Die Zähmung der Widerspenstigen

Kann Pakistan die Taliban im eigenen Staat kontrollieren?

Lange hat Islamabad die Taliban in Afghanistan unterstützt, um in Kabul mitzuregieren, Indien herauszuhalten und den Zugang nach Zentralasien zu sichern. Doch das hat sich als Bumerang erwiesen: Heute bedrohen die pakistanischen Taliban den Staat. Im Interesse Pakistans wäre eine enge Zusammenarbeit mit der afghanischen Regierung.

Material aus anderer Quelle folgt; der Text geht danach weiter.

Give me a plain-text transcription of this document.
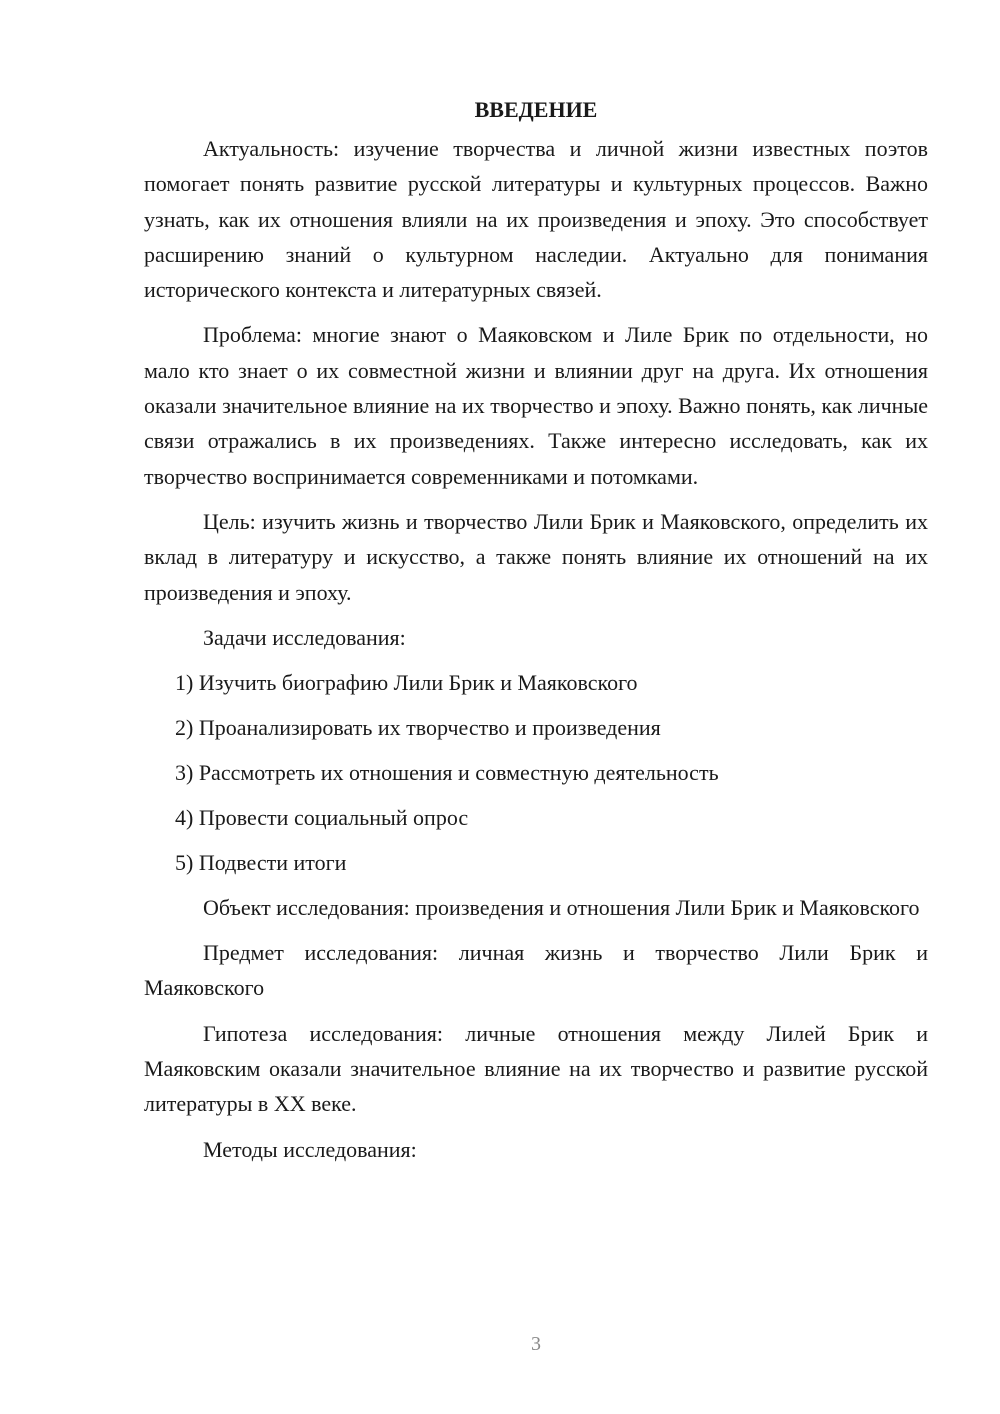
ВВЕДЕНИЕ

Актуальность: изучение творчества и личной жизни известных поэтов помогает понять развитие русской литературы и культурных процессов. Важно узнать, как их отношения влияли на их произведения и эпоху. Это способствует расширению знаний о культурном наследии. Актуально для понимания исторического контекста и литературных связей.

Проблема: многие знают о Маяковском и Лиле Брик по отдельности, но мало кто знает о их совместной жизни и влиянии друг на друга. Их отношения оказали значительное влияние на их творчество и эпоху. Важно понять, как личные связи отражались в их произведениях. Также интересно исследовать, как их творчество воспринимается современниками и потомками.

Цель: изучить жизнь и творчество Лили Брик и Маяковского, определить их вклад в литературу и искусство, а также понять влияние их отношений на их произведения и эпоху.

Задачи исследования:

1) Изучить биографию Лили Брик и Маяковского

2) Проанализировать их творчество и произведения

3) Рассмотреть их отношения и совместную деятельность

4) Провести социальный опрос

5) Подвести итоги

Объект исследования: произведения и отношения Лили Брик и Маяковского

Предмет исследования: личная жизнь и творчество Лили Брик и Маяковского

Гипотеза исследования: личные отношения между Лилей Брик и Маяковским оказали значительное влияние на их творчество и развитие русской литературы в XX веке.

Методы исследования:

3
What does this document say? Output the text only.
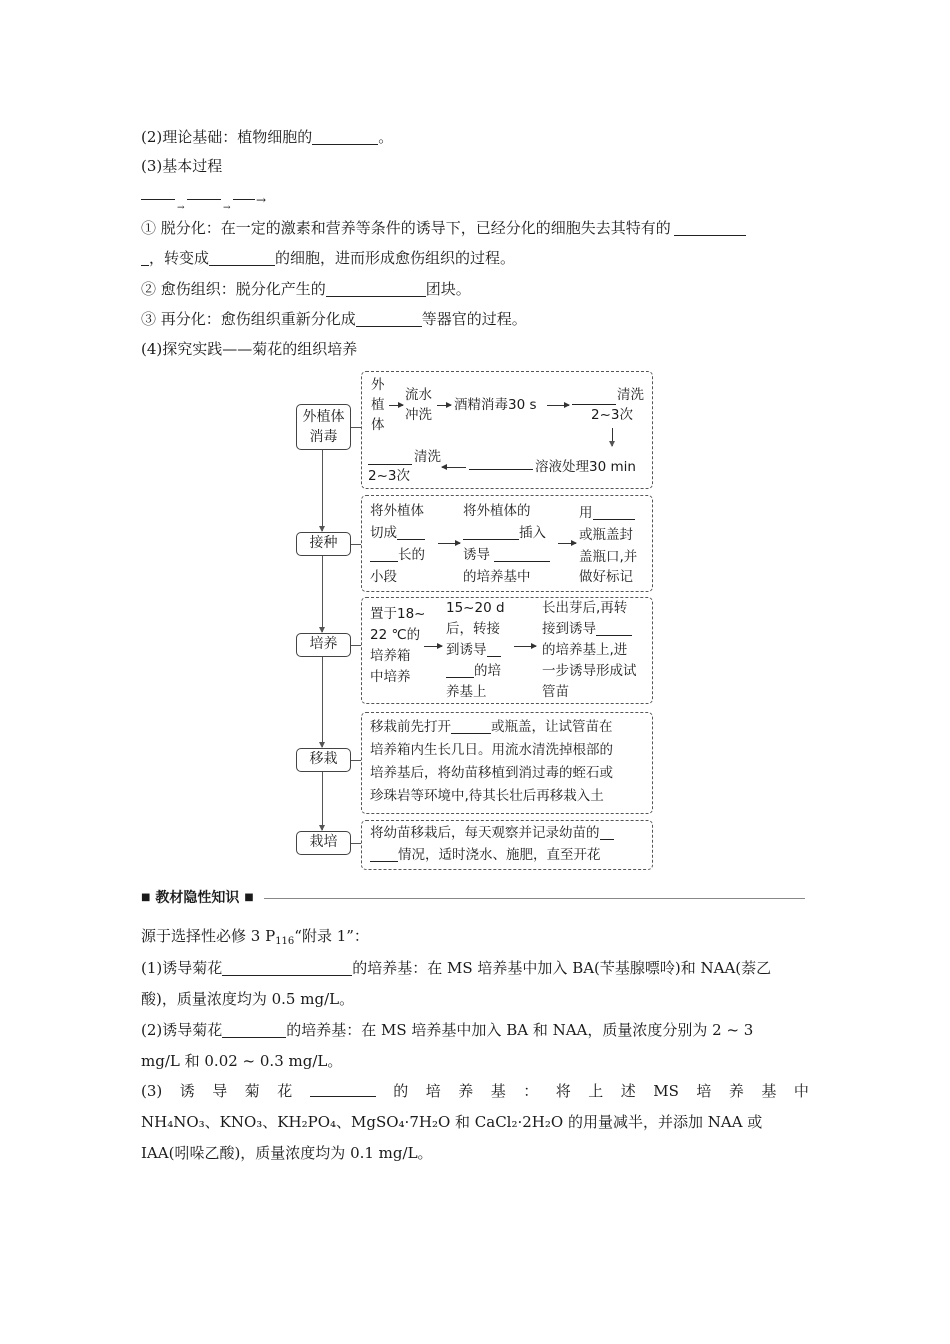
(2)理论基础：植物细胞的	。
(3)基本过程
→	→
→
① 脱分化：在一定的激素和营养等条件的诱导下，已经分化的细胞失去其特有的
，转变成	的细胞，进而形成愈伤组织的过程。
② 愈伤组织：脱分化产生的	团块。
③ 再分化：愈伤组织重新分化成	等器官的过程。
(4)探究实践——菊花的组织培养
外植体
消毒
接种
培养
移栽
栽培
外
植
体
流水
冲洗
酒精消毒30 s
清洗
2~3次
溶液处理30 min
清洗
2~3次
将外植体
切成
长的
小段
将外植体的
插入
诱导
的培养基中
用
或瓶盖封
盖瓶口,并
做好标记
置于18~
22 ℃的
培养箱
中培养
15~20 d
后，转接
到诱导
的培
养基上
长出芽后,再转
接到诱导
的培养基上,进
一步诱导形成试
管苗
移栽前先打开	或瓶盖，让试管苗在
培养箱内生长几日。用流水清洗掉根部的
培养基后，将幼苗移植到消过毒的蛭石或
珍珠岩等环境中,待其长壮后再移栽入土
将幼苗移栽后，每天观察并记录幼苗的
情况，适时浇水、施肥，直至开花
■ 教材隐性知识 ■
源于选择性必修 3 $P_{116}“$附录 1”：
(1)诱导菊花	的培养基：在 MS 培养基中加入 BA(苄基腺嘌呤)和 NAA(萘乙
酸)，质量浓度均为 0.5 mg/L。
(2)诱导菊花	的培养基：在 MS 培养基中加入 BA 和 NAA，质量浓度分别为 2 ~ 3
mg/L 和 0.02 ~ 0.3 mg/L。
(3) 诱 导 菊 花	的 培 养 基 ： 将 上 述 MS 培 养 基 中
NH₄NO₃、KNO₃、KH₂PO₄、MgSO₄·7H₂O 和 CaCl₂·2H₂O 的用量减半，并添加 NAA 或
IAA(吲哚乙酸)，质量浓度均为 0.1 mg/L。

Kein anderes Nachbarland Afghanistans wird vom Abzug der internationalen Truppen Ende 2014 so sehr berührt wie Pakistan. Doch wie die Folgen einzuschätzen sind, darüber gehen die Meinungen weit auseinander. Religiös konservative Kreise feiern bereits jetzt den Sieg über die verhasste Supermacht USA und den Westen und erwarten auch ein Ende des Terrors im eigenen Land. Moderate Stimmen warnen dagegen vor negativen Folgen. Sie befürchten ein Wiederaufflammen des Bürgerkriegs in Afghanistan, neue Flüchtlingsströme nach Pakistan sowie weitere terroristische Anschläge. Welche Interessen hat Pakistan in Afghanistan tatsächlich, und welche Mittel und Möglichkeiten, diese durchzusetzen?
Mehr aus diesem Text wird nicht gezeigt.